Menjelang hari raya Idhul Qurban pada tahun itu, muncul sebuah dinamika teologis sekaligus sosial-budaya. Kaum bangsawan dan saudagar yang turut membiayai pembangunan tajug bersiap melaksanakan qurban dengan menyembelih sapi-sapi pilihan sebagai bentuk penghambaan kepada Tuhan. Namun di tengah semarak itu, Sunan Kudus menyampaikan sebuah keputusan mengejutkan namun penuh kebijaksanaan: larangan menyembelih sapi di tanah Kudus. Keputusan ini bukan semata-mata berdasarkan ajaran agama, melainkan sebuah langkah diplomatis dan spiritual demi menjaga harmoni antar umat beragama di wilayah itu.
Dalam keyakinan masyarakat Siwa, sapi merupakan hewan yang sangat dimuliakan, bahkan dianggap sebagai manifestasi Ibu Alam atau Ibu Pertiwi yang memberi kehidupan. Menyembelih sapi di tengah keberadaan mereka bisa melukai batin, menumbuhkan luka kultural, dan memicu konflik antar komunitas. Sunan Kudus memahami ini tidak sebagai ancaman terhadap ajaran Islam, melainkan sebagai tantangan moral untuk menjadikan Islam sebagai agama yang menyinari, bukan membakar. Maka sapi digantikan dengan kerbau, binatang yang tetap sah dijadikan qurban dalam Islam, tetapi tidak menimbulkan keresahan bagi pihak lain.
Lebih jauh dari itu, Sunan Kudus bahkan memerintahkan agar daging hewan qurban dibagikan secara merata tidak hanya kepada umat Islam, tetapi juga kepada masyarakat Siwa, para pekerja bangunan, kaum miskin, anak yatim, dan semua yang berada di sekitar kawasan Tajug Mangkurat. Idhul Qurban saat itu menjadi bukan hanya perayaan keagamaan, melainkan juga perayaan kemanusiaan. Qurban tidak lagi dipahami sebagai sekadar penyembelihan hewan, tetapi sebagai pengorbanan ego, penebusan keserakahan, dan bentuk paling luhur dari solidaritas sosial.
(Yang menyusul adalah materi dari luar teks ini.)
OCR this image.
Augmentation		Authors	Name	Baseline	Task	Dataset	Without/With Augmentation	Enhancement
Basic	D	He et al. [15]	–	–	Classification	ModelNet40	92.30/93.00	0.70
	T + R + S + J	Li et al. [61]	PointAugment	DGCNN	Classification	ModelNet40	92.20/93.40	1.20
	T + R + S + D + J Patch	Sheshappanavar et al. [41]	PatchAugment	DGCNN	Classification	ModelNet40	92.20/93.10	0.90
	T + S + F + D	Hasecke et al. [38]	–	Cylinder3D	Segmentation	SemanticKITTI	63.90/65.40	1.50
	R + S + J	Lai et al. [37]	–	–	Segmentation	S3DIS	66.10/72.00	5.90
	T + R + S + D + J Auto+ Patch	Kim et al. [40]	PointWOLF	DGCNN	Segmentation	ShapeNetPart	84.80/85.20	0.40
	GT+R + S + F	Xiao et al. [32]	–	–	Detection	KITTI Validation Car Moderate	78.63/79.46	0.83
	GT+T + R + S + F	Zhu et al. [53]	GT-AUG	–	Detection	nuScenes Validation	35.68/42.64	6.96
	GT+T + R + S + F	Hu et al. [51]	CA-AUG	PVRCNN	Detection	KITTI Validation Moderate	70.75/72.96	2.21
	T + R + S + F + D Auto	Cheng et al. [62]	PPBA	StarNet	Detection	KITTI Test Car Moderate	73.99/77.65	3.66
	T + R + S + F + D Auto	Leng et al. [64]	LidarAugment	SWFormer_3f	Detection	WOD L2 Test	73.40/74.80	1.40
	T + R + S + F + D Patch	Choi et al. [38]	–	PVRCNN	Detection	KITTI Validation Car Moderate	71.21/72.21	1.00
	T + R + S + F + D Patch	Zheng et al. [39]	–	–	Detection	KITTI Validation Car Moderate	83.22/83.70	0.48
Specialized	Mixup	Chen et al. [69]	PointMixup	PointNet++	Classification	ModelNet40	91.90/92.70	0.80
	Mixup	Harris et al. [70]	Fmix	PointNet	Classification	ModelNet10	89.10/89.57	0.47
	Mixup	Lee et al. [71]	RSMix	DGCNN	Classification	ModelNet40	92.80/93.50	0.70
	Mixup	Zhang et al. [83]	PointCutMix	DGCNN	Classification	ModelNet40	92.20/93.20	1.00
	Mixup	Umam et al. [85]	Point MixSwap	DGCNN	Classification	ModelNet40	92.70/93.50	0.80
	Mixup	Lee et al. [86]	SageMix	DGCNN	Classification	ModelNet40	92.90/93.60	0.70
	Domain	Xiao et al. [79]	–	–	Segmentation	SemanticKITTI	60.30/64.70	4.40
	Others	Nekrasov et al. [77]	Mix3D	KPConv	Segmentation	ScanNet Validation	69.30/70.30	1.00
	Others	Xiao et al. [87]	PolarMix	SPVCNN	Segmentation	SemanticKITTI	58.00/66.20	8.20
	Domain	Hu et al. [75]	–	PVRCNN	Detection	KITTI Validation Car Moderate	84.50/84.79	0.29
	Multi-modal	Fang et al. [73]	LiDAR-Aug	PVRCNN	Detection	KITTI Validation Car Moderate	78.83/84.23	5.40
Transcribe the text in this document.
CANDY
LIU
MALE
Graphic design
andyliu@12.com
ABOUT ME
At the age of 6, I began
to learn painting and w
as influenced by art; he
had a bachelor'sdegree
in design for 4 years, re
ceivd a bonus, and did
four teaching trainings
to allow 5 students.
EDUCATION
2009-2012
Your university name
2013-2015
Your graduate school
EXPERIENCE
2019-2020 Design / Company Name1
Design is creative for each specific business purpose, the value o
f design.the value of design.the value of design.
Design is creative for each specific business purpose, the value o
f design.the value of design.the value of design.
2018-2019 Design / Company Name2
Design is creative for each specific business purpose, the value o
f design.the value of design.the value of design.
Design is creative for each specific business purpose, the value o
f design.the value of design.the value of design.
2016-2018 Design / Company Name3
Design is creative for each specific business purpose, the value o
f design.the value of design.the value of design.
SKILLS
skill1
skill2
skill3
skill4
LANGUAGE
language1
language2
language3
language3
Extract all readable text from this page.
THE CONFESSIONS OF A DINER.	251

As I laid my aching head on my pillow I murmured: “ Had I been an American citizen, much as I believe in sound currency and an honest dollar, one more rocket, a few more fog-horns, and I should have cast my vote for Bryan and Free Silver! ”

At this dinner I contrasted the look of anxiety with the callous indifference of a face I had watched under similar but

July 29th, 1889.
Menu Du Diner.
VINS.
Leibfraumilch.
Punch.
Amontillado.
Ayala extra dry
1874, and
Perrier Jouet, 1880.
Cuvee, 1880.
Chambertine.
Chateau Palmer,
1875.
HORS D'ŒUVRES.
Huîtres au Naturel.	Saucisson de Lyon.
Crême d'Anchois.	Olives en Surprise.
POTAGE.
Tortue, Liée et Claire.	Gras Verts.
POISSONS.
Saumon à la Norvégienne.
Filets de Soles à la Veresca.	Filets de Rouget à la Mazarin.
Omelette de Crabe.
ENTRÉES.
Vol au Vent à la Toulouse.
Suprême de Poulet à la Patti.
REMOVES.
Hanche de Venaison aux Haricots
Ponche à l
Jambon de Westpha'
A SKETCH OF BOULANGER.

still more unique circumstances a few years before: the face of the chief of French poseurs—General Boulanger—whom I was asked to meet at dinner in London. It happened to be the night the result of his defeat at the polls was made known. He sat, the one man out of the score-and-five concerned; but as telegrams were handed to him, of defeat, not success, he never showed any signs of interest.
Dalam doktrin Islam klasik, qurban berasal dari akar kata qaruba yang berarti mendekat. Maka dalam peristiwa Kudus 1549, qurban benar-benar menjadi jalan pendekatan: manusia mendekat kepada Tuhan, agama mendekat kepada budaya, dan umat mendekat satu sama lain dalam ikatan welas asih. Inilah Islam Nusantara dalam bentuknya yang paling murni dan luhur—bukan ekspansi dengan kekuatan, melainkan penyebaran dengan kasih sayang.
Tajug Mangkurat kemudian tidak hanya berfungsi sebagai tempat ibadah, tetapi menjadi simbol teologis dan antropologis dari visi Islam yang menghargai nilai-nilai lokal. Hingga kini, larangan menyembelih sapi di Kudus tetap dijunjung oleh sebagian masyarakat muslim sebagai warisan etika dakwah Sunan Kudus yang bijaksana. Sebuah etika yang menempatkan hati di atas hukum, dan rasa hormat di atas simbol-simbol lahiriah.